Leju Robotics Releases Vertical-Specific Embodied AI Model KUAVO VLA
Leju Robotics is set to release KUAVO VLA, a vertical-specific embodied AI model for industrial scenarios, which uses 600+ hours of robot data to nearly double efficiency and top two benchmark metrics.
The concept behind KUAVO VLA is a “vertical-domain model” positioned between a general base model and specific robotic skills. Leju says pre-trained VLA models often fail to fully perform in concrete settings, while post-training requires thousands of data samples and repeated collection, training and debugging. By conducting an additional round of mid-training focused on industrial scenarios, Leju embeds common capabilities of the KUAVO body and industrial environments into the model, narrowing the learning scope for new skills. This shifts development from relearning to rapid adaptation on existing abilities.
The model incorporates 100 “industrial common capabilities,” including sorting, handling, loading/unloading and assembly, letting robots complete tasks via atomic actions without extensive post-training. All real-robot data used for training came from the single KUAVO configuration, which reduces interference from different hardware platforms and improves inference accuracy on the robot.

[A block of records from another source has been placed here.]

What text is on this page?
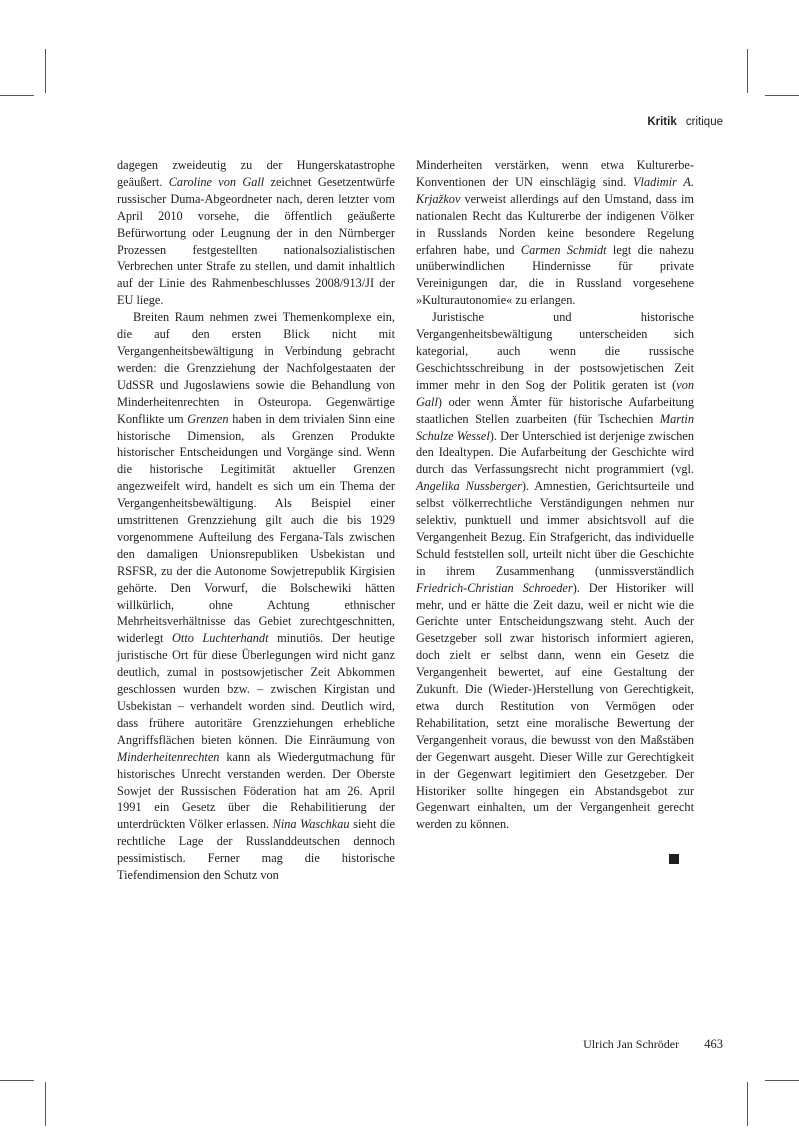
Kritik critique

dagegen zweideutig zu der Hungerskatastrophe geäußert. Caroline von Gall zeichnet Gesetzentwürfe russischer Duma-Abgeordneter nach, deren letzter vom April 2010 vorsehe, die öffentlich geäußerte Befürwortung oder Leugnung der in den Nürnberger Prozessen festgestellten nationalsozialistischen Verbrechen unter Strafe zu stellen, und damit inhaltlich auf der Linie des Rahmenbeschlusses 2008/913/JI der EU liege.

Breiten Raum nehmen zwei Themenkomplexe ein, die auf den ersten Blick nicht mit Vergangenheitsbewältigung in Verbindung gebracht werden: die Grenzziehung der Nachfolgestaaten der UdSSR und Jugoslawiens sowie die Behandlung von Minderheitenrechten in Osteuropa. Gegenwärtige Konflikte um Grenzen haben in dem trivialen Sinn eine historische Dimension, als Grenzen Produkte historischer Entscheidungen und Vorgänge sind. Wenn die historische Legitimität aktueller Grenzen angezweifelt wird, handelt es sich um ein Thema der Vergangenheitsbewältigung. Als Beispiel einer umstrittenen Grenzziehung gilt auch die bis 1929 vorgenommene Aufteilung des Fergana-Tals zwischen den damaligen Unionsrepubliken Usbekistan und RSFSR, zu der die Autonome Sowjetrepublik Kirgisien gehörte. Den Vorwurf, die Bolschewiki hätten willkürlich, ohne Achtung ethnischer Mehrheitsverhältnisse das Gebiet zurechtgeschnitten, widerlegt Otto Luchterhandt minutiös. Der heutige juristische Ort für diese Überlegungen wird nicht ganz deutlich, zumal in postsowjetischer Zeit Abkommen geschlossen wurden bzw. – zwischen Kirgistan und Usbekistan – verhandelt worden sind. Deutlich wird, dass frühere autoritäre Grenzziehungen erhebliche Angriffsflächen bieten können. Die Einräumung von Minderheitenrechten kann als Wiedergutmachung für historisches Unrecht verstanden werden. Der Oberste Sowjet der Russischen Föderation hat am 26. April 1991 ein Gesetz über die Rehabilitierung der unterdrückten Völker erlassen. Nina Waschkau sieht die rechtliche Lage der Russlanddeutschen dennoch pessimistisch. Ferner mag die historische Tiefendimension den Schutz von

Minderheiten verstärken, wenn etwa Kulturerbe-Konventionen der UN einschlägig sind. Vladimir A. Krjažkov verweist allerdings auf den Umstand, dass im nationalen Recht das Kulturerbe der indigenen Völker in Russlands Norden keine besondere Regelung erfahren habe, und Carmen Schmidt legt die nahezu unüberwindlichen Hindernisse für private Vereinigungen dar, die in Russland vorgesehene »Kulturautonomie« zu erlangen.

Juristische und historische Vergangenheitsbewältigung unterscheiden sich kategorial, auch wenn die russische Geschichtsschreibung in der postsowjetischen Zeit immer mehr in den Sog der Politik geraten ist (von Gall) oder wenn Ämter für historische Aufarbeitung staatlichen Stellen zuarbeiten (für Tschechien Martin Schulze Wessel). Der Unterschied ist derjenige zwischen den Idealtypen. Die Aufarbeitung der Geschichte wird durch das Verfassungsrecht nicht programmiert (vgl. Angelika Nussberger). Amnestien, Gerichtsurteile und selbst völkerrechtliche Verständigungen nehmen nur selektiv, punktuell und immer absichtsvoll auf die Vergangenheit Bezug. Ein Strafgericht, das individuelle Schuld feststellen soll, urteilt nicht über die Geschichte in ihrem Zusammenhang (unmissverständlich Friedrich-Christian Schroeder). Der Historiker will mehr, und er hätte die Zeit dazu, weil er nicht wie die Gerichte unter Entscheidungszwang steht. Auch der Gesetzgeber soll zwar historisch informiert agieren, doch zielt er selbst dann, wenn ein Gesetz die Vergangenheit bewertet, auf eine Gestaltung der Zukunft. Die (Wieder-)Herstellung von Gerechtigkeit, etwa durch Restitution von Vermögen oder Rehabilitation, setzt eine moralische Bewertung der Vergangenheit voraus, die bewusst von den Maßstäben der Gegenwart ausgeht. Dieser Wille zur Gerechtigkeit in der Gegenwart legitimiert den Gesetzgeber. Der Historiker sollte hingegen ein Abstandsgebot zur Gegenwart einhalten, um der Vergangenheit gerecht werden zu können.

Ulrich Jan Schröder 463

Leju evaluated KUAVO VLA on 25 tasks: 20 custom industrial tasks and five from the public GM100 task set. It compared the model with general-purpose baselines π0.5, GR00T N1.7 and Lingbot-VLA 2.0. According to the report, KUAVO VLA achieved an overall task success rate of 48.27% and a process score of 74.51%, ranking first in both metrics. Lingbot-VLA 2.0 scored 16.27% in success rate and 42.06% in process score, meaning KUAVO VLA improved by 32 and 32.45 percentage points respectively. The company said the model also showed smoother motion, more stable decisions and fewer repeated corrections in real-robot operation.
Leju’s executive vice president Ke Zhendong told Leiphone that the company aims to support secondary developers by providing a platform, models and toolchains. Leju has run development competitions, offered robot and toolchain training, and built a dedicated team to help developers solve practical issues. Ke said the team’s key performance indicator is obtaining real user feedback on toolchains and resolving their problems. He also said that a platform that lets developers earn money is the best platform, and that KUAVO VLA is intended to lower the threshold, reduce costs and speed up skill delivery.
According to the report, Leju has accumulated large volumes of suitable mid-training data from its industry-leading training grounds and real production lines. The company does not bind itself to a specific base model, allowing developers to migrate across models through partnerships while still benefiting from performance improvements. The model reflects a broader industry shift toward serving secondary developers so that embodied intelligence can evolve through an open ecosystem.